Take the National Express when your life’s in a mess as Neil Hannon opined… ’appen he was en route to London a national monument.
Now there are many ways to get to London from around Britain.
And I have taken them all… planes, trains, automobiles.
But the most persuasive is by coach which is only around £28.80 on National Express for a 10hr 50mins trip.
Other coach companies pound the roads but ’appened Neil hadn’t opted for Stagecoach and FlixBus didn’t run back in 1999.
The train drain

And you can cut out accommodation costs by kipping on the coach.
Those prices will, of course, as in the words of Neil, make you smile.
While the rest who have been deluded by the machinery of state into believing that ‘the train takes the strain’.
Yes, sure, if you want to lighten the load in your wallet.
Like clockwork



One rider, of course, is the network for trains that go underground, the Tube, which works like clockwork.
And where you can swipe your bank card and so avoid queuing at ticket offices.
While their joined-up Oyster card, like the Leap card in Dublin and across a raft of cities makes a mockery of my own city, Edinburgh’s crumbing transport links.
It’s not the only area Scotland’s capital needs a good clean-up and a new facelift.
On a podium



Take our statues, those we put on a podium to look down on us.
Something of a hobbyhorse of your chronicler statues, as much as I’d love to see the royals and empire builders brought down to earth I’m realistic.
And know that just like the USA where a raft of Southern states surround themselves with Confederate heroes it’ll take time to change attitudes.



And while we do we should be redressing the balance by putting up more statues of our women, animals, cultural, sports, entertainment and international icons.
And maybe even objects of national endearment like the National Express coach.
Because be sure if it had been around in Dick Whittington’s Day he’d have hopped on it.
Out of Africa



It was rewarding too to see a celebration of post-colonial empowerment.
London In the statue of Malawian John Chilembwe which occupies the fourth plinth in Trafalgar Square.
Where he towers over the colonial ruler and where he is now the only African and person of colour thus celebrated.
The fourth plinth should be something we all hold onto.
It is an idiosyncrasy in the square dominated by Admiral Horatio Nelson, victor of the Napoleonic naval battle, that there is another plinth up for grabs.
Three corners are occupied by the ruling elite, King George IV, Henry Havelock and Charles James Napier.
Havewho, Napiehow?
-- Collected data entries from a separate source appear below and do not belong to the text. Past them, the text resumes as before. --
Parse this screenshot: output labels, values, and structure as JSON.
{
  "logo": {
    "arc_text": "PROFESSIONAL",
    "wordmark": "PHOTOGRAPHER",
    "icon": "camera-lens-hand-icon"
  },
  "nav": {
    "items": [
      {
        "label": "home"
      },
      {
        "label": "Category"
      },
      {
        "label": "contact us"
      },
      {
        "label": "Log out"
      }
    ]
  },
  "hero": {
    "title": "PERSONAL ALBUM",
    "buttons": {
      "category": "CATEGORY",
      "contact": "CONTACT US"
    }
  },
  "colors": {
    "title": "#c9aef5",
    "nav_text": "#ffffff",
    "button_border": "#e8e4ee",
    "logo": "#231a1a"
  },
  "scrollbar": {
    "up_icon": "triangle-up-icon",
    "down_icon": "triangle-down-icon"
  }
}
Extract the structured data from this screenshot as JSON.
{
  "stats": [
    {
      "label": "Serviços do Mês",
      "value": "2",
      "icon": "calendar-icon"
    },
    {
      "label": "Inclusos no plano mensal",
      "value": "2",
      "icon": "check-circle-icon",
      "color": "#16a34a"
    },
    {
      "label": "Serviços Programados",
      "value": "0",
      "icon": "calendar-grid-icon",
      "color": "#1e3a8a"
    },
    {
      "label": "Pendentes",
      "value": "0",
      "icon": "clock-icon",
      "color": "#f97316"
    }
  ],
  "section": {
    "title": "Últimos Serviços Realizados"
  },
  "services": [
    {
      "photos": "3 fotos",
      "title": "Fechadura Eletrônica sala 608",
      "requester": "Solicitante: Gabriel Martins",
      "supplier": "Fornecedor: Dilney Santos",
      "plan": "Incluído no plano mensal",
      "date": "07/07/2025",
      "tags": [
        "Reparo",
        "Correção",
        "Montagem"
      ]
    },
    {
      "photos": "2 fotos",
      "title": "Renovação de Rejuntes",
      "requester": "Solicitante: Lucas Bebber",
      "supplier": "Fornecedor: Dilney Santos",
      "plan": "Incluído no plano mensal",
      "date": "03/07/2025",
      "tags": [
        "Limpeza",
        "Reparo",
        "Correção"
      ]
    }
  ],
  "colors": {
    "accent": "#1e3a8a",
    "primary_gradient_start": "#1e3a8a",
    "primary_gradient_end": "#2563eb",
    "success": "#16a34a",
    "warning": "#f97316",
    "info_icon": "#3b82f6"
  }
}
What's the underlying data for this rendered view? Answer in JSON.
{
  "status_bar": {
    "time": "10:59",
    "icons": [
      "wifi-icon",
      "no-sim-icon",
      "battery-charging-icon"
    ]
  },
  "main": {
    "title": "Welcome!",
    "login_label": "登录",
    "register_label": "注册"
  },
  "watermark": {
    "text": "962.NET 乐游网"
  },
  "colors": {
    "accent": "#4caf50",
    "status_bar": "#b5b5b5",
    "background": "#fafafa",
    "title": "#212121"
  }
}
Yes, quite. Havelock and Napier were bigwigs during the Indian Raj.
The fourth plinth



The reason why we should embrace the fourth plinth, originally meant for King William IV, 180 years ago, is that it is now a rolling statue.
No, not like Edward Colston who was rolled into the river in Bristol.
But every couple of years an artist’s new statue goes up.
Mark Wallinger’s Ecco Homo of Christ in 1999 making way to a number of others including an Anthony Gormley erection (stop it)!
To just now and Samson Gambalu’s Antelope which will come down in a year.
To accommodate Teresa Margolles’ 850 Improntas, casts of the faces of 850 trans people from London and the world.
The fourth plinth truly does sound like the solution, the future… London a national monument.
And something I’ll be recommending to Edinburgh council.
To pull down the spaceship of Walter Scott and replace it with the city’s most famous citizen, Sean Connery.